A arquitetura e a decoração ocupam um papel central nesta equação. Mais do que uma questão estética ou construtiva, pode ser um verdadeiro fator de diferenciação na captação de investimento turístico. Num mercado global onde os destinos competem pela atenção de visitantes cada vez mais informados, a experiência do lugar tornou-se um ativo económico. Um hotel pode ser tecnicamente competente, mas a relação com a paisagem, os materiais, a luz, a escala, a recuperação de edifícios existentes ou a interpretação contemporânea da arquitectura local podem criar uma identidade própria e difícil de replicar.
É precisamente aqui que reside uma das grandes oportunidades para o investimento turístico: a arquitetura pode deixar de ser apenas o suporte físico de um negócio para passar a fazer parte do próprio produto turístico. Portugal é um bom exemplo. A diversidade do património construído, das aldeias às cidades, das quintas às casas tradicionais, das paisagens rurais às frentes marítimas, constitui um capital que não pode ser facilmente reproduzido noutro lugar. É esse património que diferencia um destino de outro.
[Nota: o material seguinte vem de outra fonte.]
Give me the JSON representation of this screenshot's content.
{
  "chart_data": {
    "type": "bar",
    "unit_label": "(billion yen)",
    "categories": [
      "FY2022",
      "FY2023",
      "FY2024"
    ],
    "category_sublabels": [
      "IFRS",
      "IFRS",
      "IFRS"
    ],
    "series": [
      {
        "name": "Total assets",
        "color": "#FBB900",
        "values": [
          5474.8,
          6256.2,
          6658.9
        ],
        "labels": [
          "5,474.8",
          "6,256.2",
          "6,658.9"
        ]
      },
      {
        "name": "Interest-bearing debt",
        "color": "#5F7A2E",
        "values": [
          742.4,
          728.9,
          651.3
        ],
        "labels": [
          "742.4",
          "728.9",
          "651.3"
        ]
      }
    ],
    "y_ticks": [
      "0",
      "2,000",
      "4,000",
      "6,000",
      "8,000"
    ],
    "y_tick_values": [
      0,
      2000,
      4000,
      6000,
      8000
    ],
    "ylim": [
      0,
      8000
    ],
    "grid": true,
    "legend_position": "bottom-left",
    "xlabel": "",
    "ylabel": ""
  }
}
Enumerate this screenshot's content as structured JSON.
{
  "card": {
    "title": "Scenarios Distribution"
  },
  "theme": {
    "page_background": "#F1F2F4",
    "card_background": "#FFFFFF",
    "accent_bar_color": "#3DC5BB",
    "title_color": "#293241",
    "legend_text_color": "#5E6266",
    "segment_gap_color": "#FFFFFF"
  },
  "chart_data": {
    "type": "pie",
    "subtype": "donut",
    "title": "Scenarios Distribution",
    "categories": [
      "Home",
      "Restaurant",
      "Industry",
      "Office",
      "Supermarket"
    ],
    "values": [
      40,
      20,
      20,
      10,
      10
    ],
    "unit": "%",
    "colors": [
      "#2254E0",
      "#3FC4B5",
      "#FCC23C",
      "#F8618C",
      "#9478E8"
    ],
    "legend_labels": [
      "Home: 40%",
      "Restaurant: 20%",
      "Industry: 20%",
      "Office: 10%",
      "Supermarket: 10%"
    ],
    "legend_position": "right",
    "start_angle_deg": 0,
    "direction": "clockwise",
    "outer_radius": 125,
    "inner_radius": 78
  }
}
O paradoxo surge quando essa diferenciação começa, ela própria, a ser utilizada como argumento comercial. A procura turística por experiências autênticas pode incentivar a preservação e a valorização da arquitetura local. Mas pode também produzir uma espécie de “autenticidade construída”, em que a identidade de um lugar é progressivamente transformada numa imagem consumível. Recuperam-se fachadas, reproduzem-se materiais tradicionais, recuperam-se elementos vernaculares e cria-se uma estética cuidadosamente calibrada para parecer local, mesmo quando o edifício, a escala, o programa e a sua relação com o território pouco têm de verdadeiramente local.
O risco não está, portanto, na arquitetura contemporânea, nem no investimento turístico em si. Está na transformação da identidade arquitetónica num cenário. A consequência pode ser uma paradoxal perda de identidade precisamente através da sua exploração.